O que é que a Stradivarius tem?
O resultado do leilão da “MacDonald” Strad serve de indício para a dificuldade que é valorizar um Stradivarius. Particularmente quando existem fatores externos à sua tecnicalidade e uma reputação que atingiu a cultura pop ocidental desde o século XVI.
Pavel considera que não existe nenhum "mito" por detrás da marca e atribui o sucesso desta à “genialidade” de um luthier (um artesão de instrumentos musicais) de Cremona, cujas medidas de construção são imitadas ainda nos dias de hoje. Ainda vivo, terão sido as suas colocações em concursos que contribuíram para a boa reputação, juntamente com nomes como Bergonzi, Guarneri e Ruggeri, tal como o preço muito exclusivo de cada peça.
“Mesmo na sua vida foram instrumentos muito caros. Na altura, quando ainda eram considerados violinos modernos, custavam tanto como uma casa em Itália. Quem podia comprar estes instrumentos eram famílias reais, duques. Apenas alguns caíam nas mãos dos músicos”, garante Pavel. “Hoje em dia, muitos deles pertencem a fundações privadas ou bancos.”
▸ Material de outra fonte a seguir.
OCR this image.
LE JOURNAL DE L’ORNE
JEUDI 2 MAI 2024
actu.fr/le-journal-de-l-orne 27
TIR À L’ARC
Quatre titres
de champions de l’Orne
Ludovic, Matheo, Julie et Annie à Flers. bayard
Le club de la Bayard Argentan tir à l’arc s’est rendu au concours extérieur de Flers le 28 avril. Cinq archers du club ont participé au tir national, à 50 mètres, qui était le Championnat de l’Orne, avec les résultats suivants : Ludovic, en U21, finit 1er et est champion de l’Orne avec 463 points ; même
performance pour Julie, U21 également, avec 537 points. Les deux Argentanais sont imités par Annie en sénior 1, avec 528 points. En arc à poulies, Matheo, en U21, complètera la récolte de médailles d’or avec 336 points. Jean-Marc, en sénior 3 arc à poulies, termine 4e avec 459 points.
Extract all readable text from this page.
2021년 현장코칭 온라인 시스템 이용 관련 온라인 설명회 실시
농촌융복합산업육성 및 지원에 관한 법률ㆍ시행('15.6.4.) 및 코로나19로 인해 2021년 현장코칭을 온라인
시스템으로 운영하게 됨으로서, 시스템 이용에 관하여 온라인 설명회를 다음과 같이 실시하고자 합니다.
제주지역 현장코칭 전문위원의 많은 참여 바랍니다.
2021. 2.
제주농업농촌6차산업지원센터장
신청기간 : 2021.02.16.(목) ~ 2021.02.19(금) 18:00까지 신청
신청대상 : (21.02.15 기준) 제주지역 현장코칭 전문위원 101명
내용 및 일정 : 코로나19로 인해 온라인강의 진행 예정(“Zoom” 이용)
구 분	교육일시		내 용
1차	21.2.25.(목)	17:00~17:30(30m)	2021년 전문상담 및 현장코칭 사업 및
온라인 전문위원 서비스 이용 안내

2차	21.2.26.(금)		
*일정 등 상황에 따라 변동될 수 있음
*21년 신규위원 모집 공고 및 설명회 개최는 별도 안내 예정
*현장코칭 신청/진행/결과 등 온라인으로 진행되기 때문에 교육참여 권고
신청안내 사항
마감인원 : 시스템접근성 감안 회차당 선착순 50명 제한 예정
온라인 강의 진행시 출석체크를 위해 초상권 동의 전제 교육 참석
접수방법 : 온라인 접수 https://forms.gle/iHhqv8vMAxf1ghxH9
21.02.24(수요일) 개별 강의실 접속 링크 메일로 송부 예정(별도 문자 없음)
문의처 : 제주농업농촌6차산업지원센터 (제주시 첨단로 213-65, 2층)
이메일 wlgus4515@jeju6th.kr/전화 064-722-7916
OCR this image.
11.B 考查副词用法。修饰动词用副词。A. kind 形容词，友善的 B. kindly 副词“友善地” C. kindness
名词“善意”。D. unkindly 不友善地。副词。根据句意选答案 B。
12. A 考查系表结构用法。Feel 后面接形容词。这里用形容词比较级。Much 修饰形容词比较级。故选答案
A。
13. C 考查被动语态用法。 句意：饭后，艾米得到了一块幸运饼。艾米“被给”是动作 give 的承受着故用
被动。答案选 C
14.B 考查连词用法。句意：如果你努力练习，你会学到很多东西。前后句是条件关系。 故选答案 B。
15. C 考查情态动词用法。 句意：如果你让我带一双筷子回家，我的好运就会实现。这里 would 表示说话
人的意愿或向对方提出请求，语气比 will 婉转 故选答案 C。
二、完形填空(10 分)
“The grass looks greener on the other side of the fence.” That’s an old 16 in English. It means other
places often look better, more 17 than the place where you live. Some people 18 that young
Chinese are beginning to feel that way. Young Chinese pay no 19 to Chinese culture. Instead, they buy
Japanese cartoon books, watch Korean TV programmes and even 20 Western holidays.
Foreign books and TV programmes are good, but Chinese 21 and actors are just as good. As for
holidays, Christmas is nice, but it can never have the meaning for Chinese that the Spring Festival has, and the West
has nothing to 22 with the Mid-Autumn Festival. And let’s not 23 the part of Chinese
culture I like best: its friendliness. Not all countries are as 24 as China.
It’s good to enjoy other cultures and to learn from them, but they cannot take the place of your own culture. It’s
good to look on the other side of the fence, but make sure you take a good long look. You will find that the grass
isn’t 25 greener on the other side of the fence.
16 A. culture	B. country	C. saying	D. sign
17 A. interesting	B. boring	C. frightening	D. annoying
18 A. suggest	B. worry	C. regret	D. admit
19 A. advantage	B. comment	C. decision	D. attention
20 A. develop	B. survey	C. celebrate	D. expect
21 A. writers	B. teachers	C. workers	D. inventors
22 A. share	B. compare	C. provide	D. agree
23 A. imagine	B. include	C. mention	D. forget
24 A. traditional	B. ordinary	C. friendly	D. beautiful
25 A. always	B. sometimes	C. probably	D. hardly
Em Portugal, o único instrumento Stradivarius é um violoncelo pertencente à mesma época de ouro que a viola de arco “MacDonald”, adquirido pelo Rei D. Luís, mais conhecido como "Stradivarius Chevillard - Rei de Portugal", e que atualmente se encontra conservado no Museu Nacional da Música, em Lisboa, e que todos os anos emerge do seu casulo para ser tocado em espetáculos que trazem enchentes de curiosos que desejam experienciar o som de um instrumento Stradivarius num auditório. Naturalmente, a popularidade da marca tornou o violoncelo numa joia do museu.
À pergunta se o Stradivarius é a Mona Lisa do museu, Helena Miranda, responsável pela coleção de instrumentos do museu, responde: “Pode ser visto como uma espécie de ‘Mona Lisa’, embora o Cravo Taskin e o Cravo Antunes, por exemplo, sejam também instrumentos conhecidos em todo o mundo. Mas em termos de popularidade, pode-se dizer que, atualmente, o Stradivarius é a ‘Mona Lisa-mor’”.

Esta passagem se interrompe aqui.